Asymptotic quasinormal modes of Reissner-Nordström and Kerr black holes

Abstract

According to a recent proposal, the so-called Barbero-Immirzi parameter of loop quantum gravity can be fixed, using Bohr's correspondence principle, from a knowledge of highly damped black hole oscillation frequencies. Such frequencies are rather difficult to compute, even for Schwarzschild black holes. However, it is now quite likely that they may provide a fundamental link between classical general relativity and quantum theories of gravity. Here we carry out the first numerical computation of very highly damped quasinormal modes (QNM's) for charged and rotating black holes. In the Reissner-Nordstr\"om case QNM frequencies and damping times show an oscillatory behavior as a function of charge. The oscillations become faster as the mode order increases.
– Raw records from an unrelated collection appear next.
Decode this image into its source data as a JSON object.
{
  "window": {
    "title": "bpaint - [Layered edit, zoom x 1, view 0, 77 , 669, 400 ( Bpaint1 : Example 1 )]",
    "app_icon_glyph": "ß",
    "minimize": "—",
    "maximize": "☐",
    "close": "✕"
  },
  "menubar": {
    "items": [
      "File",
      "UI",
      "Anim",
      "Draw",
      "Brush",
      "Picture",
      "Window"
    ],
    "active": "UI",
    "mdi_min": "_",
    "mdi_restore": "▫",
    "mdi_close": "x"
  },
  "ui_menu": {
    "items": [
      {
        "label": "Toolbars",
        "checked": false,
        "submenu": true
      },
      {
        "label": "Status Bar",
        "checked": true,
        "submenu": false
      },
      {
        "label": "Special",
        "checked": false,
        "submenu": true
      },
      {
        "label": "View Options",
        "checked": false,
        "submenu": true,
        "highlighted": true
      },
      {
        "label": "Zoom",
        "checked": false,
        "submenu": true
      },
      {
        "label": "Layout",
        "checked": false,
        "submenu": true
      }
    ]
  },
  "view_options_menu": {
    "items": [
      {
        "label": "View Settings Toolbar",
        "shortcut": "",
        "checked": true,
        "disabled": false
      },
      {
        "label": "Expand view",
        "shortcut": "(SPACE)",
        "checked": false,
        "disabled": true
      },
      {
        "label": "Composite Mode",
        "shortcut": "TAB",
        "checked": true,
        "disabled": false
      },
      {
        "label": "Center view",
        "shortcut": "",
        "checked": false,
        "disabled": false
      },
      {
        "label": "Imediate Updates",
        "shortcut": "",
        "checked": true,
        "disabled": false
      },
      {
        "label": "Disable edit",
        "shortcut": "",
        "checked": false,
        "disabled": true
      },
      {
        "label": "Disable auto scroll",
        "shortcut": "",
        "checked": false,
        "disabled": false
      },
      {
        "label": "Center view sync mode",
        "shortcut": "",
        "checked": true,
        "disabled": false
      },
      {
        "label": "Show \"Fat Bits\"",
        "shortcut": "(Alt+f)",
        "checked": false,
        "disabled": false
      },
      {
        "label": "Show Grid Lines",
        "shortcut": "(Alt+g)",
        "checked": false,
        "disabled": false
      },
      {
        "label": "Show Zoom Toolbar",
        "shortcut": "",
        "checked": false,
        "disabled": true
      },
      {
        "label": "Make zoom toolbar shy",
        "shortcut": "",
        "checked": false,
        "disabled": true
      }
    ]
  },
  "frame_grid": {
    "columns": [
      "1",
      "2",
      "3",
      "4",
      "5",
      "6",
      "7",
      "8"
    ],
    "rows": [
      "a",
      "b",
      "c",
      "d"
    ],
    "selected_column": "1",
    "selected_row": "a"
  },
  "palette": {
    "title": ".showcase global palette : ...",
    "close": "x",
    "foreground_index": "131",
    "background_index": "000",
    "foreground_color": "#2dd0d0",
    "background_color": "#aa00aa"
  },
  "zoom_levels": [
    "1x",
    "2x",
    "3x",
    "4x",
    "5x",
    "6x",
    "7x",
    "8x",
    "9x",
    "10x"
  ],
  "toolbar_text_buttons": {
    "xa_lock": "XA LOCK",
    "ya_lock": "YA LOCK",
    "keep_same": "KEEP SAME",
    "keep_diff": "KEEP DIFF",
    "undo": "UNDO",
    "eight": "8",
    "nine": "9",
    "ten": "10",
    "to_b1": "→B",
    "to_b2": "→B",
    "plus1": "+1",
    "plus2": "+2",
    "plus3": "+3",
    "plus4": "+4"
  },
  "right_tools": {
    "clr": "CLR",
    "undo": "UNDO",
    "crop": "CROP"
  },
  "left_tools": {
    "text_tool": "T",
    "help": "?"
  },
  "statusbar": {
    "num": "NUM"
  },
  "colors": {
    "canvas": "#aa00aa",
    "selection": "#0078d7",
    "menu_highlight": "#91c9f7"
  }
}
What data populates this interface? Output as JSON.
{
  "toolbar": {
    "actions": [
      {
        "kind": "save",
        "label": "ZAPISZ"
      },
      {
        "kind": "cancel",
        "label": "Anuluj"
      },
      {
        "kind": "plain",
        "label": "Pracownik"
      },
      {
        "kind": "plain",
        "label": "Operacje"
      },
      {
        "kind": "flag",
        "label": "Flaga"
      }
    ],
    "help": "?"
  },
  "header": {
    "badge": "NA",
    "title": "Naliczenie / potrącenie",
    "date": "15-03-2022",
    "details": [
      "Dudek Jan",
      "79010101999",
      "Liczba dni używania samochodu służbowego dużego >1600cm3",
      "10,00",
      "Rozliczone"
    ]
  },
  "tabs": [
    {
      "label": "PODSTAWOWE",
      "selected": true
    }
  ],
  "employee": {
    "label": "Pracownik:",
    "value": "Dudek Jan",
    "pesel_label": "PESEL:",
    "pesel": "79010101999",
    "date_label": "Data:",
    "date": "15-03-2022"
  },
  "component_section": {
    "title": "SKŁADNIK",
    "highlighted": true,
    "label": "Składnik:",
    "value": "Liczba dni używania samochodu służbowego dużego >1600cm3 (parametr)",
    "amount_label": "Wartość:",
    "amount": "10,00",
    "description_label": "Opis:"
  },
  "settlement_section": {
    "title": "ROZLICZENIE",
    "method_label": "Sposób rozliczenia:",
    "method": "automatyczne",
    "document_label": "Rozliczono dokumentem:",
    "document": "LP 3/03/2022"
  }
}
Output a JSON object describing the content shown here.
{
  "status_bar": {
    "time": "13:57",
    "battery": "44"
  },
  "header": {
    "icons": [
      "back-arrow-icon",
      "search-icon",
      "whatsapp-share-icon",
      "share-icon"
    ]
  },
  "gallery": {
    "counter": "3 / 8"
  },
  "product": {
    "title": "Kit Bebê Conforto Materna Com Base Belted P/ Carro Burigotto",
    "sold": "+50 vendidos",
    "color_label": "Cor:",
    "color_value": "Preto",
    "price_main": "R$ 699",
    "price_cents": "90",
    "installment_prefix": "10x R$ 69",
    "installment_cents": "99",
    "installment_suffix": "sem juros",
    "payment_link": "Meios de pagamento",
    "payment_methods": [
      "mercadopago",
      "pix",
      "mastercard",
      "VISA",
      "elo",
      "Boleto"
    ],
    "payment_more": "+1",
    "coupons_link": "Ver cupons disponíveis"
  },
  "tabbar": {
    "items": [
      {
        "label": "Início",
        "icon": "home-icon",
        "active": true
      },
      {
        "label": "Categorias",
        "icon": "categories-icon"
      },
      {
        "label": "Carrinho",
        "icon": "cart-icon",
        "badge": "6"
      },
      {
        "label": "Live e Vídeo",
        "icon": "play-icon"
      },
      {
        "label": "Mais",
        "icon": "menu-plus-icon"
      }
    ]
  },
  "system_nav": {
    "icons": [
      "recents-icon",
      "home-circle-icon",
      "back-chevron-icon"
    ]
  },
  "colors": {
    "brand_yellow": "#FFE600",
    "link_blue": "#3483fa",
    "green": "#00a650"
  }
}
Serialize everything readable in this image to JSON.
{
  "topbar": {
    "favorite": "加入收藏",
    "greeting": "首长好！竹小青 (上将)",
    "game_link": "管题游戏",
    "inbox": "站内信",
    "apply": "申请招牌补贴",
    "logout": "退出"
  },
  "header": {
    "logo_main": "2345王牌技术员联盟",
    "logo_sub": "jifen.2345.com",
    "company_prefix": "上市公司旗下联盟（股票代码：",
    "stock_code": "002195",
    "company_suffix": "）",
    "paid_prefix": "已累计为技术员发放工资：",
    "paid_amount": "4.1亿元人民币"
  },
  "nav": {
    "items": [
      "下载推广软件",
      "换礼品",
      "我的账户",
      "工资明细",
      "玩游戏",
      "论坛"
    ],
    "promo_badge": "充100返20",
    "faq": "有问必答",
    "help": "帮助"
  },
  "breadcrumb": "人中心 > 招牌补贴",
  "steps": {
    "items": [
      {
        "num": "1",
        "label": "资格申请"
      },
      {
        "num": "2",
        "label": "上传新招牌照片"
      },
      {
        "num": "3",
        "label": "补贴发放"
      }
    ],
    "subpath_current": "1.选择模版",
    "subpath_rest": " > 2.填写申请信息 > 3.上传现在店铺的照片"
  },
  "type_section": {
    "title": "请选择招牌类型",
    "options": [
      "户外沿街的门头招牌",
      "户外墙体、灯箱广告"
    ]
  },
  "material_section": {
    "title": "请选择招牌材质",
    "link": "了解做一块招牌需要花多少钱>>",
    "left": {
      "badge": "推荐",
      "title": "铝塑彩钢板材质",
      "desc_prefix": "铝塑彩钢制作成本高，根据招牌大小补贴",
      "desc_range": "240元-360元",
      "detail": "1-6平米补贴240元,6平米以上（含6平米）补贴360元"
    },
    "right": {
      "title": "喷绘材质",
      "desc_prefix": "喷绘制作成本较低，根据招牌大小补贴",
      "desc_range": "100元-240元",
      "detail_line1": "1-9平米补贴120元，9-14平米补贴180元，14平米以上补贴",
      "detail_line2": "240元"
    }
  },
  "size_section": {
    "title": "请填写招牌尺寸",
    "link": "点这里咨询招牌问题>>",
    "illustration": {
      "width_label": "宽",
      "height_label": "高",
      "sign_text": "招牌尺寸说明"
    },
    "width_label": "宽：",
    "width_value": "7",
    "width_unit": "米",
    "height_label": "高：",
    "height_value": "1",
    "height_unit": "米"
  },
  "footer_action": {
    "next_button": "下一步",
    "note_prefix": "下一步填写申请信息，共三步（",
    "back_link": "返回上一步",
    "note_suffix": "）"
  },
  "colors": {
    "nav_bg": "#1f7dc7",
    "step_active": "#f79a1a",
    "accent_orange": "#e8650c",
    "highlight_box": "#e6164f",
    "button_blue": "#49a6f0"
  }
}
At fixed mode order, QNM's describe spirals in the complex plane as the charge is increased, tending towards a well defined limit as the hole becomes extremal. Kerr QNM's have a similar oscillatory behavior when the angular index $m=0.$ For $l=m=2$ the real part of Kerr QNM frequencies tends to $2\ensuremath{\Omega},$ $\ensuremath{\Omega}$ being the angular velocity of the black hole horizon, while the asymptotic spacing of the imaginary parts is given by $2\ensuremath{\pi}{T}_{H}.$